Constantin n’est pas doué pour l’admiration. Si ce n’est celle des femmes qu’il juge belles. C’est le cas de la Cebaldi qu’il ne cesse de regarder dans les yeux avec son petit sourire de séducteur en coin. Il aimerait qu’elle le surprenne, lui pose les questions que personne n’ose jamais lui poser. Le temps passe lentement, elle n’a pas l’air pressée et comme il n’a fixé aucune limite à la durée de l’interview… Elle fixe aussi intensément son regard dans le sien. Il semble qu’elle pose ses questions machinalement sans être vraiment intéressée. Ma séduction est en marche, se dit Constantin. Il semble qu’il n’ait pas tort.
Soudain elle secoue brièvement sa tête de gauche à droite comme si elle s’éveillait ou sortait d’un rêve, ferme rapidement les yeux, les rouvre, hésite un dixième de seconde :
—    J’ai découvert que vous écriviez aussi de la poésie…
 
Tiens se dit Constantin, on sort du rituel : Vous croyez ?
 
—    J’en suis sûre, Maurice Roman, c’est vous.
—    Qu’est-ce qui vous fait dire ça ?
—    Ne niez pas, je suis bien informée… de la poésie très surprenante, très avant-gardiste. Elle cite : « déception du sublime / et soudain le déclic de l'aiguille / ciel jaune puis brun rosé »
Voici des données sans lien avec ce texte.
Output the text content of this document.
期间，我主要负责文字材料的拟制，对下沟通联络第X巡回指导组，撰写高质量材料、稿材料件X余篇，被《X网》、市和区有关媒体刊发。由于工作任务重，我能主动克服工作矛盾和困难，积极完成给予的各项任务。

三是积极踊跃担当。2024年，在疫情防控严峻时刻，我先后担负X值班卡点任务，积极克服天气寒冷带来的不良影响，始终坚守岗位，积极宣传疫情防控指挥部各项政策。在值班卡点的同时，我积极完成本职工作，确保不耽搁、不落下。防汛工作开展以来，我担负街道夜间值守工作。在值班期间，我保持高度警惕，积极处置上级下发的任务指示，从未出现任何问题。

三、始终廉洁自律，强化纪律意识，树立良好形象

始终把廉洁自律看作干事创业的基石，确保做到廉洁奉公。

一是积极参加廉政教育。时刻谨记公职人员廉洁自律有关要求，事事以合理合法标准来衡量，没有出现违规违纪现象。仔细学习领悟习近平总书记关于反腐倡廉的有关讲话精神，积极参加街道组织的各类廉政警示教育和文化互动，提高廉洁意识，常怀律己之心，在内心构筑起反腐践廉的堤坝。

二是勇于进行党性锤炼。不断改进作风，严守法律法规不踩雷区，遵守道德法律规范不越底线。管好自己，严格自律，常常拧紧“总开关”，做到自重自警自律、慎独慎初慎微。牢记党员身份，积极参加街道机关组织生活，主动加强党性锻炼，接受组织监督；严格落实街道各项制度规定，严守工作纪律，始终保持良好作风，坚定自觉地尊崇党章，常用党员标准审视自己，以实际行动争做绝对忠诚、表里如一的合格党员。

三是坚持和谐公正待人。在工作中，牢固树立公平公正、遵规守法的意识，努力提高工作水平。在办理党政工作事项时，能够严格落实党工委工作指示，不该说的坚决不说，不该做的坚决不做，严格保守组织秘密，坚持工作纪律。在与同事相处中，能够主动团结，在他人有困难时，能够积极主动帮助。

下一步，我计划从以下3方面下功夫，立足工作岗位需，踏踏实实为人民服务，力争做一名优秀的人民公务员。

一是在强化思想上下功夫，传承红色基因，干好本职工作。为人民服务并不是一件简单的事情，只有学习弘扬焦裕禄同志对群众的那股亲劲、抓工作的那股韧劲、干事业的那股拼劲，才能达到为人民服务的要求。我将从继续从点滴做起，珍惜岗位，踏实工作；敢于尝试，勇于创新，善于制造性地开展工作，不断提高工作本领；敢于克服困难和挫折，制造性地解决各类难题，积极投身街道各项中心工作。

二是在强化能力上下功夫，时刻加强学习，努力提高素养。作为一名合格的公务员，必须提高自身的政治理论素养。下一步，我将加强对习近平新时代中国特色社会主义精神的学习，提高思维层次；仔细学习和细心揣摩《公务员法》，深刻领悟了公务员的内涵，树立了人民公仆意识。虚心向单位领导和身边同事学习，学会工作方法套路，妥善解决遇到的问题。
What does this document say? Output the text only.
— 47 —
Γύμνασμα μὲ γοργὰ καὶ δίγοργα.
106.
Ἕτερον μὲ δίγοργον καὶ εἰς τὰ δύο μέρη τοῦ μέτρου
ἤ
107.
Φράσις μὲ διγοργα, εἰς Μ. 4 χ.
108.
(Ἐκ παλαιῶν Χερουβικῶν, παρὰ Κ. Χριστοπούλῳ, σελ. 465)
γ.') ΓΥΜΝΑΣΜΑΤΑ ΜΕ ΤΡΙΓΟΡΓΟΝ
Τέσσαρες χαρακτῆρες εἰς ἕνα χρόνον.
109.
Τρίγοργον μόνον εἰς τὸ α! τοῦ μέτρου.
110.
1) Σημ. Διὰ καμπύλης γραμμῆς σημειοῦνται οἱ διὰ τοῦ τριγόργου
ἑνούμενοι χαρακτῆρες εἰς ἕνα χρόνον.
Constantin ne peut s’empêcher de sourire : une fouineuse, et une fouineuse habile qui a attendu qu’il soit en confiance : je crois que vous vous tromper. Il a envie de poursuivre ce petit jeu de cache-cache, elle l’intéresse de plus en plus.
 
—    Je pourrais aussi vous citer quelques uns de vos poèmes érotiques que je trouve admirables.
 
Habile, pense Constantin, elle me manipule. Il ne dit rien…
 
—    Pourquoi cachez-vous votre écriture poétique que je trouve beaucoup plus originale que celle de vos romans sous un tel pseudonyme ?
—    Vous voulez vraiment que je parle de ça, de ces petites plaquettes tirées à 500 exemplaires et dont 450 me restent sur les bras ?
—    Oui, bien sûr, nos téléspectateurs seront ravis de découvrir un autre aspect si original de votre personnalité.
Constantin pense : elle se moque de moi, est-ce une stratégie de défense ? Il regarde ses yeux comme s’il voulait pénétrer en elle, sourit en avançant les lèvres comme pour un baiser. Hésite un peu puis : bon, d’accord, allons-y… Il pense : on verra bien où ce jeu va nous mener et qui en sera le maître.